[PATCH v9 18/19] multifd: Fix hang if send thread errors during sync

Lukas Straub posted 19 patches 1 month, 3 weeks ago
Maintainers: Pierrick Bouvier <pierrick.bouvier@linaro.org>, Lukas Straub <lukasstraub2@web.de>, Peter Xu <peterx@redhat.com>, Fabiano Rosas <farosas@suse.de>, Laurent Vivier <lvivier@redhat.com>, Paolo Bonzini <pbonzini@redhat.com>
There is a newer version of this series
[PATCH v9 18/19] multifd: Fix hang if send thread errors during sync
Posted by Lukas Straub 1 month, 3 weeks ago
When a send thread encounters an error (as is the case with yank),
it sets multifd_send_state->exiting and the other threads exit too.
This races with multifd_send_sync_main() which now hangs at
qemu_sem_wait(&p->sem_sync) in multifd_send_sync_main() line 647
as it waits for threads that have exited.

Fix this by kicking the semaphores when exiting the send threads.

I encountered this hang when stress testing the colo unit test,
though I was unable to write a migration test to reliably hit this.

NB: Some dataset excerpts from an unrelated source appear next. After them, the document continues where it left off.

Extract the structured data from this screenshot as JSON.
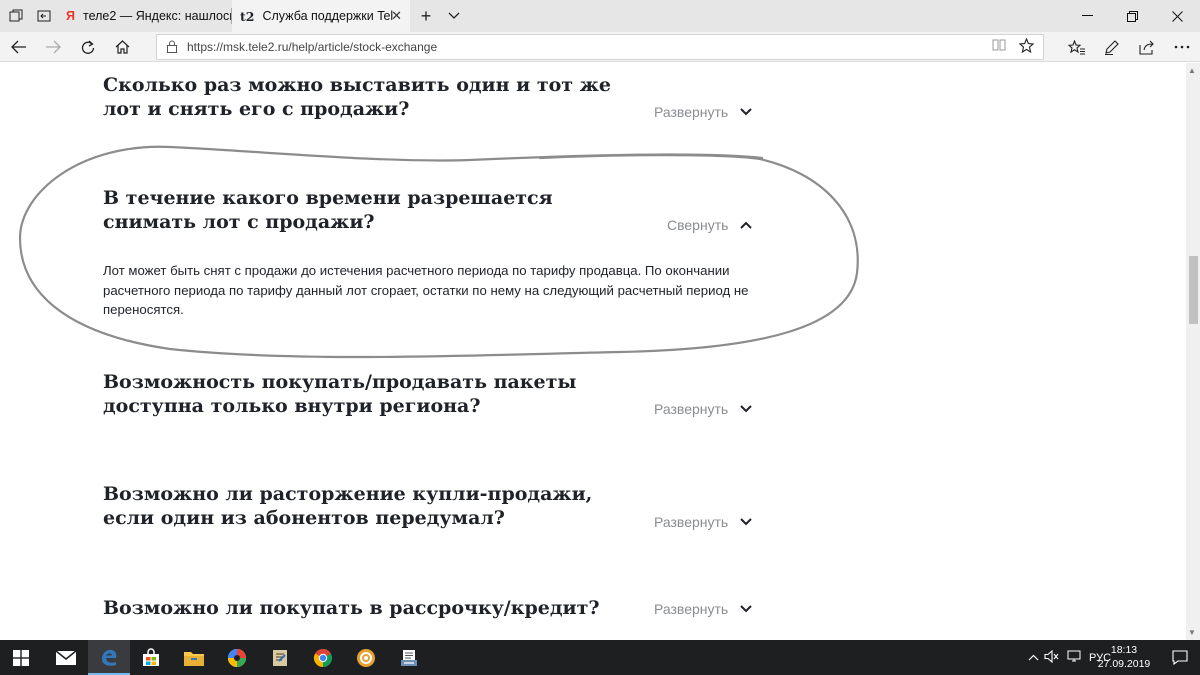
{
  "browser": {
    "tabs": [
      {
        "favicon": "Я",
        "title": "теле2 — Яндекс: нашлось",
        "active": false
      },
      {
        "favicon": "t2",
        "title": "Служба поддержки Tel",
        "active": true
      }
    ],
    "new_tab_icon": "plus-icon",
    "url": "https://msk.tele2.ru/help/article/stock-exchange"
  },
  "faq": [
    {
      "question": "Сколько раз можно выставить один и тот же лот и снять его с продажи?",
      "toggle_label": "Развернуть",
      "expanded": false
    },
    {
      "question": "В течение какого времени разрешается снимать лот с продажи?",
      "toggle_label": "Свернуть",
      "expanded": true,
      "answer": "Лот может быть снят с продажи до истечения расчетного периода по тарифу продавца. По окончании расчетного периода по тарифу данный лот сгорает, остатки по нему на следующий расчетный период не переносятся."
    },
    {
      "question": "Возможность покупать/продавать пакеты доступна только внутри региона?",
      "toggle_label": "Развернуть",
      "expanded": false
    },
    {
      "question": "Возможно ли расторжение купли-продажи, если один из абонентов передумал?",
      "toggle_label": "Развернуть",
      "expanded": false
    },
    {
      "question": "Возможно ли покупать в рассрочку/кредит?",
      "toggle_label": "Развернуть",
      "expanded": false
    }
  ],
  "taskbar": {
    "language": "РУС",
    "time": "18:13",
    "date": "27.09.2019"
  },
  "colors": {
    "text": "#1f2229",
    "toggle": "#8a8c91",
    "annotation": "#8c8c8c",
    "taskbar": "#1e1f21"
  }
}
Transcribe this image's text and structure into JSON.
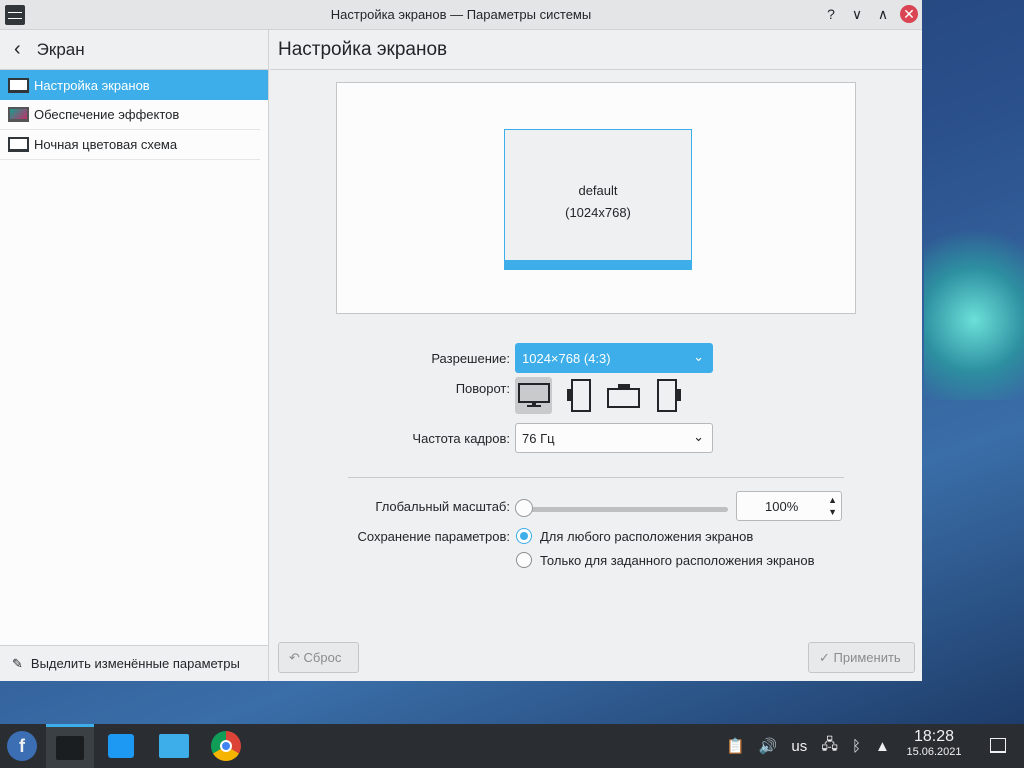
{
  "window": {
    "title": "Настройка экранов — Параметры системы",
    "help": "?",
    "minimize": "∨",
    "maximize": "∧",
    "close": "✕"
  },
  "sidebar": {
    "back_label": "Экран",
    "items": [
      {
        "label": "Настройка экранов"
      },
      {
        "label": "Обеспечение эффектов"
      },
      {
        "label": "Ночная цветовая схема"
      }
    ],
    "footer_label": "Выделить изменённые параметры"
  },
  "main": {
    "title": "Настройка экранов",
    "preview": {
      "name": "default",
      "resolution": "(1024x768)"
    },
    "resolution_label": "Разрешение:",
    "resolution_value": "1024×768 (4:3)",
    "rotation_label": "Поворот:",
    "refresh_label": "Частота кадров:",
    "refresh_value": "76 Гц",
    "scale_label": "Глобальный масштаб:",
    "scale_value": "100%",
    "scale_fraction": 0,
    "save_label": "Сохранение параметров:",
    "save_options": [
      {
        "label": "Для любого расположения экранов",
        "checked": true
      },
      {
        "label": "Только для заданного расположения экранов",
        "checked": false
      }
    ],
    "reset_button": "Сброс",
    "apply_button": "Применить"
  },
  "taskbar": {
    "keyboard_layout": "us",
    "time": "18:28",
    "date": "15.06.2021"
  },
  "colors": {
    "accent": "#3daee9",
    "close": "#da4453",
    "taskbar": "#2a2e32"
  }
}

Signed-off-by: Lukas Straub <lukasstraub2@web.de>
---
 migration/multifd.c | 1 +
 1 file changed, 1 insertion(+)

diff --git a/migration/multifd.c b/migration/multifd.c
index 220ed8564960fdabc58e4baa069dd252c8ad293c..e8c85cb6c48deaee2c9bda7b821a976166d78c9c 100644
--- a/migration/multifd.c
+++ b/migration/multifd.c
@@ -677,6 +677,7 @@ static void *multifd_send_thread(void *opaque)
         qemu_sem_wait(&p->sem);
 
         if (multifd_send_should_exit()) {
+            multifd_send_kick_main(p);
             break;
         }
 

-- 
2.39.5
Re: [PATCH v9 18/19] multifd: Fix hang if send thread errors during sync
Posted by Peter Xu 1 month, 3 weeks ago
On Wed, Feb 18, 2026 at 10:29:38PM +0100, Lukas Straub wrote:
> When a send thread encounters an error (as is the case with yank),
> it sets multifd_send_state->exiting and the other threads exit too.
> This races with multifd_send_sync_main() which now hangs at
> qemu_sem_wait(&p->sem_sync) in multifd_send_sync_main() line 647
> as it waits for threads that have exited.
> 
> Fix this by kicking the semaphores when exiting the send threads.
> 
> I encountered this hang when stress testing the colo unit test,
> though I was unable to write a migration test to reliably hit this.
> 
> Signed-off-by: Lukas Straub <lukasstraub2@web.de>
> ---
>  migration/multifd.c | 1 +
>  1 file changed, 1 insertion(+)
> 
> diff --git a/migration/multifd.c b/migration/multifd.c
> index 220ed8564960fdabc58e4baa069dd252c8ad293c..e8c85cb6c48deaee2c9bda7b821a976166d78c9c 100644
> --- a/migration/multifd.c
> +++ b/migration/multifd.c
> @@ -677,6 +677,7 @@ static void *multifd_send_thread(void *opaque)
>          qemu_sem_wait(&p->sem);
>  
>          if (multifd_send_should_exit()) {
> +            multifd_send_kick_main(p);
>              break;
>          }

Looks like normal migration cancellation will only error out the main
channel not multifd ones, hence the main sync will always properly done via
the sem_sync.  So maybe yank behaves differently indeed and less people use
yank in multifd migrations.  Looks fine to do extra kick for this path, as
long as we'll destroy the two semaphores later for each migration attempt.

Said that, special casing this path looks weird.

We could move the kick main at the end to be out of "err" case, so we
always kick it?  We can add a comment explaining that.

-- 
Peter Xu